Die Organisation Creative Commons hat eine neue Lizenz vorgestellt (Telemedicus berichtete): Mit „CC0“ können Urheber ihre Schöpfungen kennzeichnen, wenn sie auf sämtliche Urheberrechte verzichten wollen. Die „Null“ steht dabei für „No Copyright“. Die Lizenz soll die Werke solchen gleichstellen, für die die Schutzfrist bereits abgelaufen ist und die deswegen gemeinfrei sind.

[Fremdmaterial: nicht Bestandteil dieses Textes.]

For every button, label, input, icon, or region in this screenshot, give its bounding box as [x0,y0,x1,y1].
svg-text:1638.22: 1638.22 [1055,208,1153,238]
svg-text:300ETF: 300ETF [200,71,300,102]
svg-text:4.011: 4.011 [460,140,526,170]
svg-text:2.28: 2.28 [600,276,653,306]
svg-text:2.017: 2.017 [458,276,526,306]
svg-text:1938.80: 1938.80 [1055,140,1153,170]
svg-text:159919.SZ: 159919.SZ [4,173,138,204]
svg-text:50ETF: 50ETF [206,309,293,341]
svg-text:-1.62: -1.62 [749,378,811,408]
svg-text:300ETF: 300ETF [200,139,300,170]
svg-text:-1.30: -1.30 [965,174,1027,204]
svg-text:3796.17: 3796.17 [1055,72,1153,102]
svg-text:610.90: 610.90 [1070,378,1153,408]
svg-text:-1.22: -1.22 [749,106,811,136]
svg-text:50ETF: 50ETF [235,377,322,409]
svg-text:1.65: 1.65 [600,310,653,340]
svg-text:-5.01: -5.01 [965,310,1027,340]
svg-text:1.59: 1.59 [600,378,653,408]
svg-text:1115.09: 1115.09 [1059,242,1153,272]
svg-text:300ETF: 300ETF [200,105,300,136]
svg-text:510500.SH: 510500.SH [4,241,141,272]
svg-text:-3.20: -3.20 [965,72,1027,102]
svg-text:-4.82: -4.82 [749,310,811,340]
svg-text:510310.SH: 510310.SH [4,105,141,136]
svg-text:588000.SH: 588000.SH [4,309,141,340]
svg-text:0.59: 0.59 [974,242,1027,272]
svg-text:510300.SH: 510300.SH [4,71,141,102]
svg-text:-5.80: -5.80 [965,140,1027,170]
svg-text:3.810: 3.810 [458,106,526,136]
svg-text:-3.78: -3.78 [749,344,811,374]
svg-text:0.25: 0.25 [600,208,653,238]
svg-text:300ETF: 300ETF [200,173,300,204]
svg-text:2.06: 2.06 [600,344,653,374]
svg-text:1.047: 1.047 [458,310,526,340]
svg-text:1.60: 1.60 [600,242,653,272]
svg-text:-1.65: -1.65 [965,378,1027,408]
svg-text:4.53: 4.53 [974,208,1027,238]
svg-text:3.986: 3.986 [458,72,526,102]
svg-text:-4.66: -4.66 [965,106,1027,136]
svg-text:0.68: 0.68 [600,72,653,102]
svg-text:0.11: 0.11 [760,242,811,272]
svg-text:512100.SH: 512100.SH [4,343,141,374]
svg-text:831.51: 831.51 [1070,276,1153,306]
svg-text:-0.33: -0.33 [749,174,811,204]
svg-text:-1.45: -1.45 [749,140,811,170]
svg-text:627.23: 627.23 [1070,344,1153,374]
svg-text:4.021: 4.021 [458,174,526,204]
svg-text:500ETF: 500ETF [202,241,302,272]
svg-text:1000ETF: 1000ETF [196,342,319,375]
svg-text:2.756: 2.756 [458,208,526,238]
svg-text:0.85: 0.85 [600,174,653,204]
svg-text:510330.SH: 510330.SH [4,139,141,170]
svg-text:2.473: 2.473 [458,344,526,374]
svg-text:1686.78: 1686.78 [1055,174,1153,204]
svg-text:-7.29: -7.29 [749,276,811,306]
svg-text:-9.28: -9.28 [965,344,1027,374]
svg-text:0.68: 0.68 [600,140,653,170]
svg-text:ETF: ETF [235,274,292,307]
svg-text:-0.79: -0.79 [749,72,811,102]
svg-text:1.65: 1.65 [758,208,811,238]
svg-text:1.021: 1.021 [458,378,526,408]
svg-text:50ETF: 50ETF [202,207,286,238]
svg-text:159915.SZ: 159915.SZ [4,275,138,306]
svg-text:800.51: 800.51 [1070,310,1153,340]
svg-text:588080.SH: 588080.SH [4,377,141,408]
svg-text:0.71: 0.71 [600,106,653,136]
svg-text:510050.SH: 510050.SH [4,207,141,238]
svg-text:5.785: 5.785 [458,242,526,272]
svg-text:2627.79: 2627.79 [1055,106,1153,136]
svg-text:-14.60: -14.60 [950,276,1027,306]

Die Nutzer können diese dann vollkommen frei verwenden. Die Pressemitteilung erläutert:
„CC0 besteht aus zwei Erklärungen: In der ersten erklärt man verbindlich, dass man Inhaber aller urheberrechtlichen Schutzrechte und Datenbankschutzrechte am betreffenden Schutzgegenstand ist, in der zweiten, dass man auf diese Schutzrechte und ihre Durchsetzung allumfassend verzichtet. Das neue Instrument ist im Ergebnis auch und gerade für den Wissenschaftsbetrieb interessant, weil es dort in den meisten Fällen weniger um Urheber- als um Datenbankenschutzrechte geht, die allzu häufig verhindern, dass die richtigen Wissenschaftler zur richtigen Zeit an die richtigen Daten herankommen. Rechtliche Hürden bremsen die Wissenschaft auf diese Weise nicht selten aus.“
Die CC0-Lizenz ist eine Weiterentwicklung der Public Domain Dedication, die ebenfalls einen umfassenden Verzicht auf Schutzrechte vorsieht. Allerdings ist eine derartige absolute Aufgabe aller Ansprüche nicht unter jedem Urheberrechtsregime möglich. Für CC0 wurden solche länderspezifischen Besonderheiten nun berücksichtigt. Unkompliziert ist ein Rechteverzicht in den Rechtsordnungen, in denen Urheberrechte primär einen wirtschaftlichen Investitionsschutz bewirken sollen (Copyright). Probleme treten auf, wenn die Vorstellung eines Urheberpersönlichkeitsrechts (UPR) im Mittelpunkt steht. Dann ist die rechtliche Ausgestaltung von dem „geistigen Band zwischen Urheber und Werk“ geprägt.
Die Krux mit dem UPR
Das gilt gerade auch für das deutsche Urheberrecht, das als Einheit von ökonomischen Verwertungsrechten und Urheberpersönlichkeitsrechten gesehen wird. Dieses UPR ist eng mit der Person des Urhebers verknüpft und kann deswegen grundsätzlich nicht übertragen oder aufgegeben werden. Deswegen bestimmt § 29 UrhG, dass das Urheberrecht nicht als Ganzes übertragbar ist – der Urheber darf Dritten lediglich einzelne Nutzungsrechte an seinem Werk einräumen. Aus dieser Unübertragbarkeit folgt zugleich, dass ein umfassender Verzicht nicht möglich ist. Etwas Anderes kann wieder nur für einzelne Ansprüche bzw. Verwertungsrechte gelten.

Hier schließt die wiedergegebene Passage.